Yeti Holdings (YETI) – YETI commonly benefits from large displays in Dick’s Sporting Goods (DKS) stores, though over the past few months, B. Riley analyst Anna Glaessgen noticed greater willingness from the retailer to co-locate competitors within YETI’s display. In recent weeks, they’ve noticed this escalating to former YETI shelf space being donated to Stanley. Now, the good news for YETI here is that there has been significantly less organic social media content referencing the brand, and GoogleTrends search interest for Stanley has fallen since the holiday period. In addition, the brand’s launch of neon colorways and expansion into soft coolers signals that it needs to broaden customer and/or product category reach in order to maintain momentum. Separately, on February 1, SharkNinja (SN) announced they were coming out with the Ninja FrostVault Cooler, thereby entering the premium cooler market. The 30-quart, most comparable to the Tundra 35, has greater storage capacity (48 cans vs. 39 cans) at a discount (MSRP of $200 vs. $275). The 30-quart is now available on DKS’ website, and the 50-quart was available, but sold out between 4/23 and 4/24. B. Riley notes SharkNinja has historically been successful gaining share as a lower-price option against premium branded players.

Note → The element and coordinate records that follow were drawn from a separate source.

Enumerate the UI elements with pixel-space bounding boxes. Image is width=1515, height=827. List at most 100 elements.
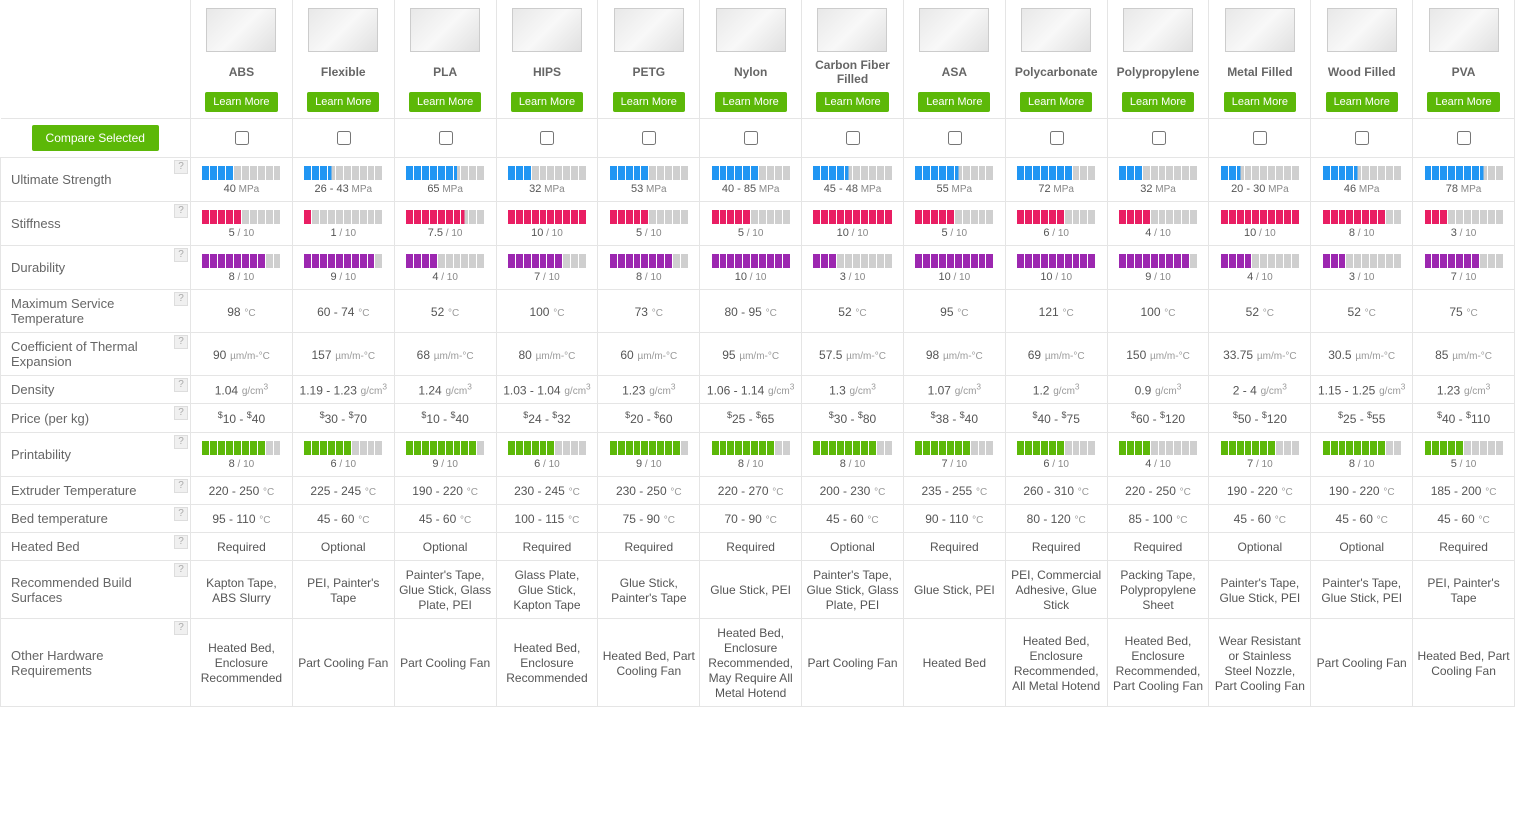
data-cell: Wear Resistant or Stainless Steel Nozzle…: [1209, 619, 1311, 707]
data-cell: 65 MPa: [394, 158, 496, 202]
data-cell: 10 / 10: [903, 246, 1005, 290]
compare-checkbox[interactable]: [1457, 131, 1471, 145]
help-icon[interactable]: ?: [174, 204, 188, 218]
data-cell: 7.5 / 10: [394, 202, 496, 246]
data-cell: 85 - 100 °C: [1107, 505, 1209, 533]
compare-checkbox[interactable]: [439, 131, 453, 145]
compare-checkbox[interactable]: [744, 131, 758, 145]
data-cell: 1.2 g/cm3: [1005, 376, 1107, 404]
compare-checkbox[interactable]: [1152, 131, 1166, 145]
material-thumbnail[interactable]: [716, 8, 786, 52]
data-cell: $40 - $110: [1413, 404, 1515, 433]
data-cell: 45 - 48 MPa: [802, 158, 904, 202]
data-cell: 5 / 10: [191, 202, 293, 246]
learn-more-button[interactable]: Learn More: [1326, 92, 1398, 112]
learn-more-button[interactable]: Learn More: [816, 92, 888, 112]
data-cell: PEI, Painter's Tape: [292, 561, 394, 619]
data-cell: $30 - $80: [802, 404, 904, 433]
help-icon[interactable]: ?: [174, 292, 188, 306]
help-icon[interactable]: ?: [174, 406, 188, 420]
compare-checkbox[interactable]: [846, 131, 860, 145]
data-cell: Optional: [802, 533, 904, 561]
data-cell: 6 / 10: [496, 433, 598, 477]
learn-more-button[interactable]: Learn More: [1122, 92, 1194, 112]
row-header: Heated Bed?: [1, 533, 191, 561]
data-cell: 72 MPa: [1005, 158, 1107, 202]
data-cell: Optional: [1311, 533, 1413, 561]
compare-checkbox[interactable]: [1253, 131, 1267, 145]
material-thumbnail[interactable]: [206, 8, 276, 52]
data-cell: Glass Plate, Glue Stick, Kapton Tape: [496, 561, 598, 619]
data-cell: Required: [1005, 533, 1107, 561]
help-icon[interactable]: ?: [174, 248, 188, 262]
help-icon[interactable]: ?: [174, 479, 188, 493]
help-icon[interactable]: ?: [174, 507, 188, 521]
compare-checkbox[interactable]: [642, 131, 656, 145]
material-header: PLALearn More: [394, 0, 496, 119]
compare-checkbox[interactable]: [235, 131, 249, 145]
material-thumbnail[interactable]: [1429, 8, 1499, 52]
learn-more-button[interactable]: Learn More: [1427, 92, 1499, 112]
data-cell: 52 °C: [1311, 290, 1413, 333]
data-cell: 100 °C: [496, 290, 598, 333]
data-cell: 7 / 10: [1413, 246, 1515, 290]
material-thumbnail[interactable]: [308, 8, 378, 52]
learn-more-button[interactable]: Learn More: [1224, 92, 1296, 112]
data-cell: 9 / 10: [394, 433, 496, 477]
row-header: Printability?: [1, 433, 191, 477]
help-icon[interactable]: ?: [174, 563, 188, 577]
material-thumbnail[interactable]: [1225, 8, 1295, 52]
learn-more-button[interactable]: Learn More: [918, 92, 990, 112]
material-header: Wood FilledLearn More: [1311, 0, 1413, 119]
data-cell: 6 / 10: [1005, 202, 1107, 246]
data-cell: 32 MPa: [496, 158, 598, 202]
compare-row: Compare Selected: [1, 119, 1515, 158]
data-cell: 200 - 230 °C: [802, 477, 904, 505]
learn-more-button[interactable]: Learn More: [1020, 92, 1092, 112]
data-cell: 1.3 g/cm3: [802, 376, 904, 404]
learn-more-button[interactable]: Learn More: [715, 92, 787, 112]
data-cell: 5 / 10: [700, 202, 802, 246]
learn-more-button[interactable]: Learn More: [307, 92, 379, 112]
data-cell: Heated Bed, Enclosure Recommended, May R…: [700, 619, 802, 707]
data-cell: 75 °C: [1413, 290, 1515, 333]
data-cell: 9 / 10: [598, 433, 700, 477]
help-icon[interactable]: ?: [174, 535, 188, 549]
compare-checkbox[interactable]: [1355, 131, 1369, 145]
help-icon[interactable]: ?: [174, 435, 188, 449]
data-cell: Heated Bed, Enclosure Recommended, Part …: [1107, 619, 1209, 707]
material-thumbnail[interactable]: [614, 8, 684, 52]
data-cell: Painter's Tape, Glue Stick, PEI: [1311, 561, 1413, 619]
data-cell: $38 - $40: [903, 404, 1005, 433]
help-icon[interactable]: ?: [174, 160, 188, 174]
data-cell: 46 MPa: [1311, 158, 1413, 202]
material-thumbnail[interactable]: [410, 8, 480, 52]
compare-selected-button[interactable]: Compare Selected: [32, 125, 159, 151]
learn-more-button[interactable]: Learn More: [511, 92, 583, 112]
material-name: Flexible: [297, 58, 390, 86]
data-cell: 8 / 10: [802, 433, 904, 477]
material-thumbnail[interactable]: [1123, 8, 1193, 52]
material-name: Carbon Fiber Filled: [806, 58, 899, 86]
data-cell: 100 - 115 °C: [496, 505, 598, 533]
learn-more-button[interactable]: Learn More: [409, 92, 481, 112]
help-icon[interactable]: ?: [174, 378, 188, 392]
material-thumbnail[interactable]: [817, 8, 887, 52]
material-header: PolypropyleneLearn More: [1107, 0, 1209, 119]
data-cell: 220 - 270 °C: [700, 477, 802, 505]
compare-checkbox[interactable]: [948, 131, 962, 145]
material-header: ASALearn More: [903, 0, 1005, 119]
help-icon[interactable]: ?: [174, 335, 188, 349]
material-name: ABS: [195, 58, 288, 86]
learn-more-button[interactable]: Learn More: [205, 92, 277, 112]
material-thumbnail[interactable]: [919, 8, 989, 52]
compare-checkbox[interactable]: [540, 131, 554, 145]
material-thumbnail[interactable]: [1021, 8, 1091, 52]
learn-more-button[interactable]: Learn More: [613, 92, 685, 112]
material-thumbnail[interactable]: [512, 8, 582, 52]
compare-checkbox[interactable]: [1050, 131, 1064, 145]
material-thumbnail[interactable]: [1327, 8, 1397, 52]
help-icon[interactable]: ?: [174, 621, 188, 635]
data-cell: Heated Bed, Enclosure Recommended, All M…: [1005, 619, 1107, 707]
compare-checkbox[interactable]: [337, 131, 351, 145]
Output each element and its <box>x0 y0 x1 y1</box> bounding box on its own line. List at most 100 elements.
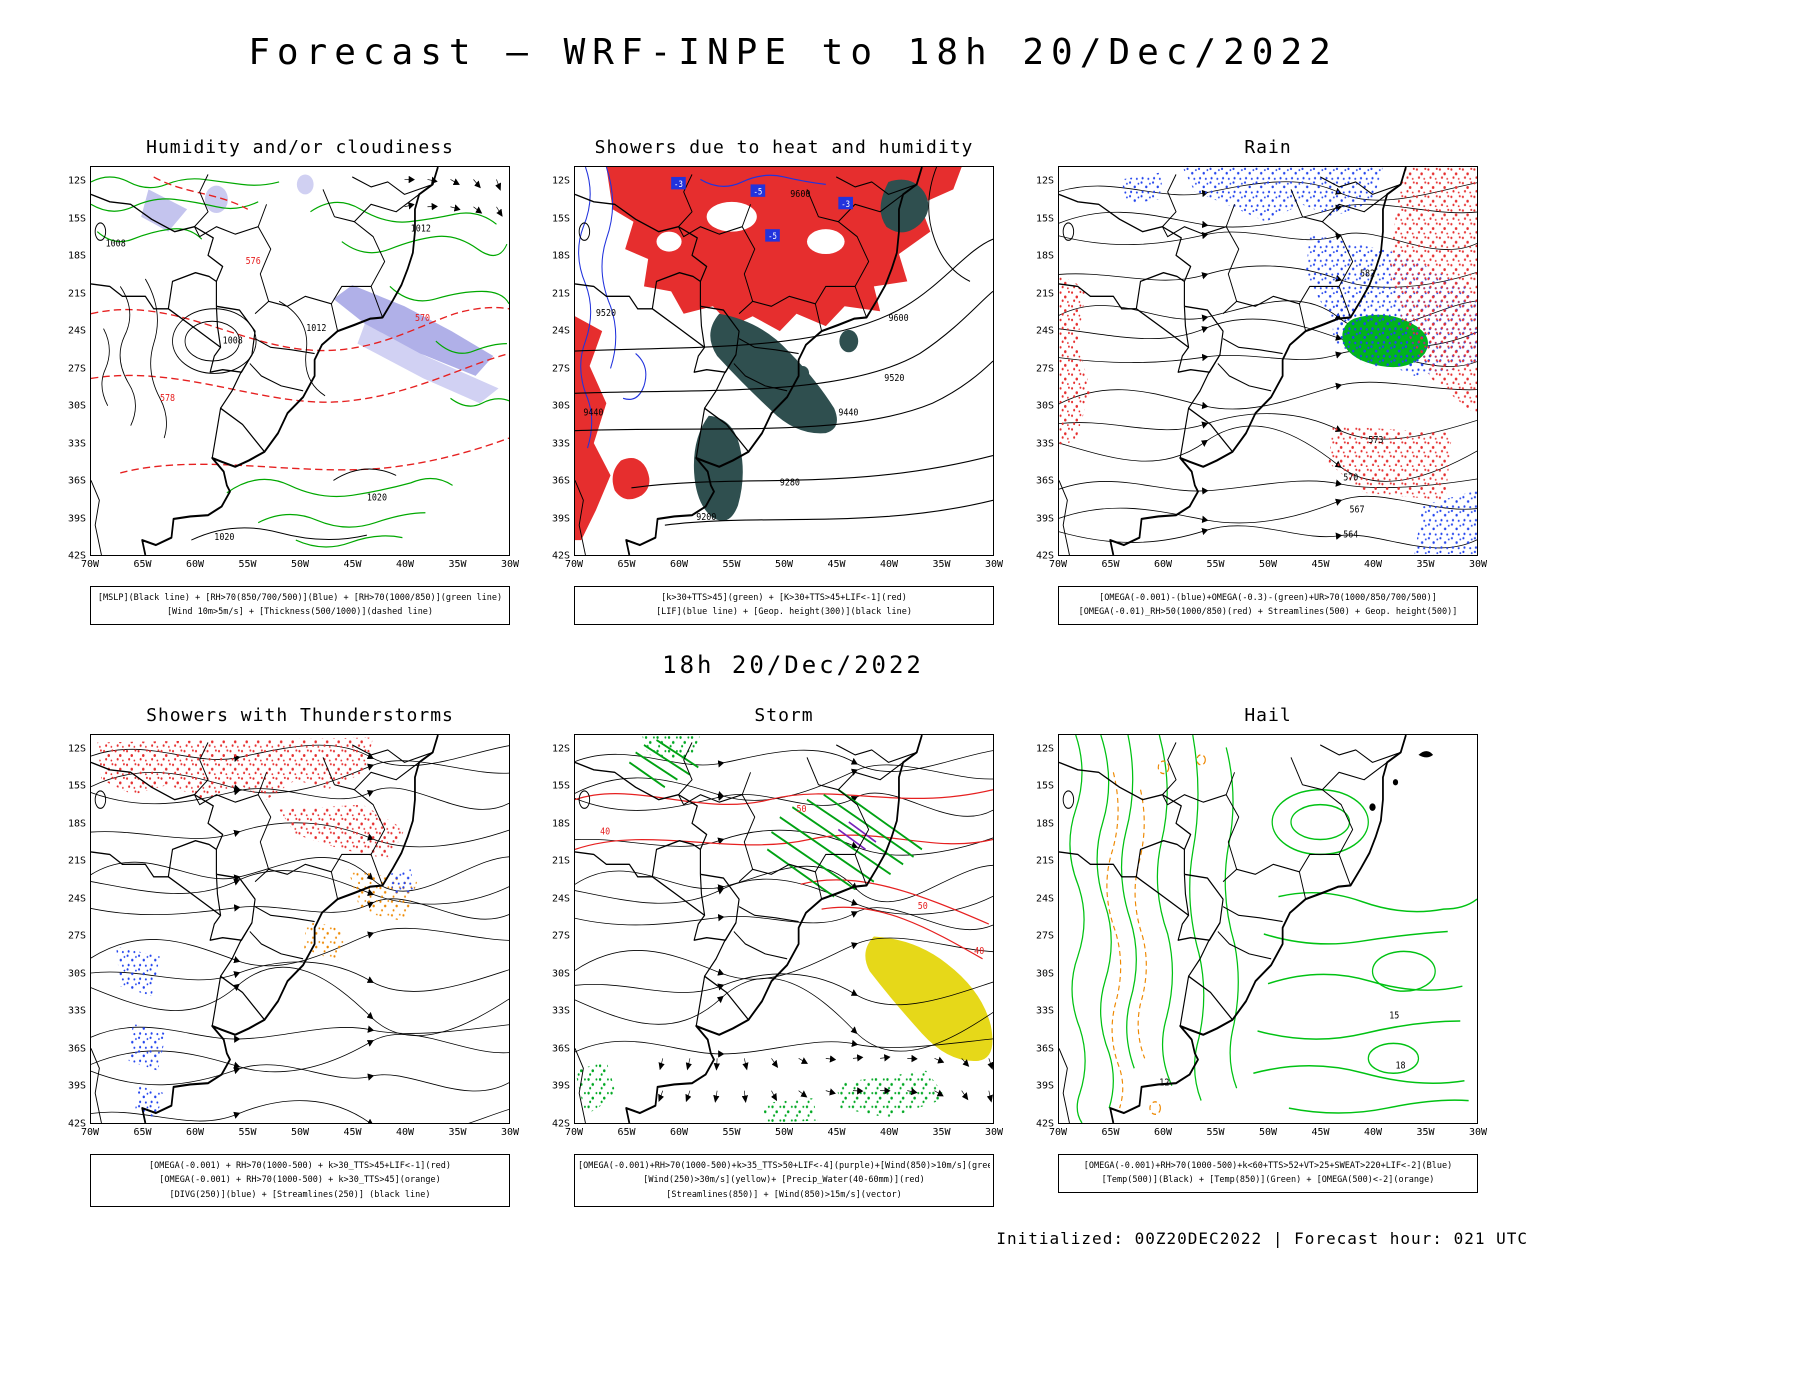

Golf (GOLF, MODG) – Golf Datatech LLC released March on/off-course reports, aggregating POS data from key golf retailers. Industry hardgood retail dollars were up +2.3% Y/Y, Hardgood units were +5.3% Y/Y. Balls posted a strong increase, +8.0% Y/Y. Club trends (+0.5% Y/Y) were driven by growth in Wedges (+14.6% Y/Y), Irons (+0.9% Y/Y), and Putters (+3.5% Y/Y), partially offset by a decline in Woods (-3.4% Y/Y).

KeyBanc analyst Noah Zatskin would comment, “Solid trends in golf ball unit sales in March (+6.5% Y/Y), as well as gloves (+5.0% Y/Y), give us confidence in the continuation of the relative strength/excitement of the sport. We also remain confident in the sport’s heat, and note that the NGF recently cited that more than 123M Americans consumed golf in some form LY (incl. on course and off-course play, streaming, watching live), 14% higher reach than in 2019. All in, we continue to prefer golf’s durability and see various factors (off-course, Full Swing, etc.) and golf’s larger base helping to drive democratization of the sport and keeping engagement elevated MT/LT.”

Separately, Truist analyst Michael Swartz commented how this recent data “foots with the findings of our recent off-course golf retailer survey and gives us greater comfort that both MODG (Buy) and GOLF (Hold) can at least reiterate guidance when they report 1Q24 results in the coming weeks.”